GitHub is going through a tough time as the DDoS attack continues to put the site on high alert. The popular US coding website was attacked early on Thursday, with a combination of several new and old techniques, causing intermittent outages.
The Wall Street Journal said China was the source behind the attack, but was unable to get an official statement from the Cyberspace Administration of China.
In support of its claim, WSJ reported that the DDoS attack is the result of huge traffic redirected from China's search engine Baidu to GitHub. As a result, GitHub suffered frequent outages. According to the report, the traffic was mainly directed towards two websites, Greatfire.org - an anticensorship organization that helps users within the country hop the virtual wall blocking access to the outer internet world popularly known as the Great Firewall of China" - and The New York Times' Chinese website.
GitHub addressed the large scale onslaught, which began around 2 am UTC on Thursday, 26 March, in a blog post last week. According to the coding website, the attack "involves a wide combination of attack vectors," which "include every vector we've seen in previous attacks as well as some sophisticated new techniques that use the web browsers of unsuspecting, uninvolved people to flood github.com with high levels of traffic."

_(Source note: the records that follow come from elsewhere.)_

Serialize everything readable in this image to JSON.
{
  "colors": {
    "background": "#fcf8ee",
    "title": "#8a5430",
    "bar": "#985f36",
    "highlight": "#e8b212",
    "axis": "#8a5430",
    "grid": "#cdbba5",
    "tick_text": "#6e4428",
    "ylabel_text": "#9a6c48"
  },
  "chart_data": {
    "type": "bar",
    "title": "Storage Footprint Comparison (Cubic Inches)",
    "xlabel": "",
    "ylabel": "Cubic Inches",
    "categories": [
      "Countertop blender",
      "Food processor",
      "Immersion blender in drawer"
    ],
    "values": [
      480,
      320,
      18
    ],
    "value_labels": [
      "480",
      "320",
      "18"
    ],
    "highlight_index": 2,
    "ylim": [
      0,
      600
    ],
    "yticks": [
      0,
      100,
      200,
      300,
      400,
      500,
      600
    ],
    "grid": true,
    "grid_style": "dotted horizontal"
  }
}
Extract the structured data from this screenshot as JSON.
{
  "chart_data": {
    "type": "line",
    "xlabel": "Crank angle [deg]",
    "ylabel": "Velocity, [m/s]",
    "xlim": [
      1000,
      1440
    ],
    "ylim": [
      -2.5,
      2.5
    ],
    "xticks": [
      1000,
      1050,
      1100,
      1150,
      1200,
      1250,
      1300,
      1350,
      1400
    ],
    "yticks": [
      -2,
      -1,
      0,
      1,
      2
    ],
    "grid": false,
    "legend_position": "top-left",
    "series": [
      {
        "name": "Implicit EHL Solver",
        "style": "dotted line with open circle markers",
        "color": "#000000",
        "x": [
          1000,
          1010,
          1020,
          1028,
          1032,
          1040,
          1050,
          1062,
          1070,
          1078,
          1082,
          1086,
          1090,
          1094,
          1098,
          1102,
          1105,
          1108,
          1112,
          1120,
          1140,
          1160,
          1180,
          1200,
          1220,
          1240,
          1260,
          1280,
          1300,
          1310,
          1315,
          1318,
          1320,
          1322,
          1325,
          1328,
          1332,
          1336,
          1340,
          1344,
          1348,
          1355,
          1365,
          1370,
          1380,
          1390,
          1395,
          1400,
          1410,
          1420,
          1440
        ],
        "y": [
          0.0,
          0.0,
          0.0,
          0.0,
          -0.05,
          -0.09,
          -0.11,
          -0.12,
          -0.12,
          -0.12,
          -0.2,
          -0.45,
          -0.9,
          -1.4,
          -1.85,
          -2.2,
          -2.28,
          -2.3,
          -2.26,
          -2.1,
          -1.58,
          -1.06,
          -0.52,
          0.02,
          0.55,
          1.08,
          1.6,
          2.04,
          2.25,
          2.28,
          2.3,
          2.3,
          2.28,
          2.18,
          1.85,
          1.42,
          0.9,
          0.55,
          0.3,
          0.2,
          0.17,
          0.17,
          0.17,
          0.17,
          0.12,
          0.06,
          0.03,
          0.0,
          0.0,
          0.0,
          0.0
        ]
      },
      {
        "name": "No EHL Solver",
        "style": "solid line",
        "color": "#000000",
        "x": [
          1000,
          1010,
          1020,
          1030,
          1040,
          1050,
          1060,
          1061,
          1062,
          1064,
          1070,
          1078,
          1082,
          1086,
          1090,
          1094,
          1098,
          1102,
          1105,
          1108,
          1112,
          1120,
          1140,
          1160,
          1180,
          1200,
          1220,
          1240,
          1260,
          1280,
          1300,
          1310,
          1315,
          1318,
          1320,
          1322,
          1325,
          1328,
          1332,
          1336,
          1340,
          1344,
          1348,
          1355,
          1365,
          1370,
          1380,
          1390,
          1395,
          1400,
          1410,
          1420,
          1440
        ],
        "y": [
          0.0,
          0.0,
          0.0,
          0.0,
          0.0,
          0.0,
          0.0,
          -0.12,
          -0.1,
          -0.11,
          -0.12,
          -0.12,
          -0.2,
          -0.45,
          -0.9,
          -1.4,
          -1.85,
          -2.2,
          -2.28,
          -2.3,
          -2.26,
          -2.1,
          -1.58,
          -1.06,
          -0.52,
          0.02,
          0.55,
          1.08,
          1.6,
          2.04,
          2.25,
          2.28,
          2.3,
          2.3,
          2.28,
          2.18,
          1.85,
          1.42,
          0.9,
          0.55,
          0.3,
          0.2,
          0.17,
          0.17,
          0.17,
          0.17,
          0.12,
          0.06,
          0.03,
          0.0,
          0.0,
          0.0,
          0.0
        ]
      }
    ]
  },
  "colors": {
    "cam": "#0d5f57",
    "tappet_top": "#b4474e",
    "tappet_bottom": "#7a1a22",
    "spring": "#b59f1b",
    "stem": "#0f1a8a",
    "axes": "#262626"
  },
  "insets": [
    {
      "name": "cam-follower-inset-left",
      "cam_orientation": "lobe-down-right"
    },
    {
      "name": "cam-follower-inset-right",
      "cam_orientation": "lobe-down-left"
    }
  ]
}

GitHub also revealed that the aim of the attack is to "convince us to remove a specific class of content," but did not mention the details of the targeted content.
According to the recent update by GitHub on Twitter, the online repository is still trying to deflect the traffic surge. In China, the targeted sites are censored along with several other foreign media publications such as The Wall Street Journal.
GreatFire was attacked last week, resulting in a two-day outage. The serial attacks on GreatFire and GitHub bluntly points at attackers' intentions to block any website involved in methods to circumvent the Chinese firewall. GitHub's HTTPS serving allows the site to operate as a whole and does not let individual obstruction of particular sites, a feature that bodes well in favor of anti-censorship sites like GreatFire.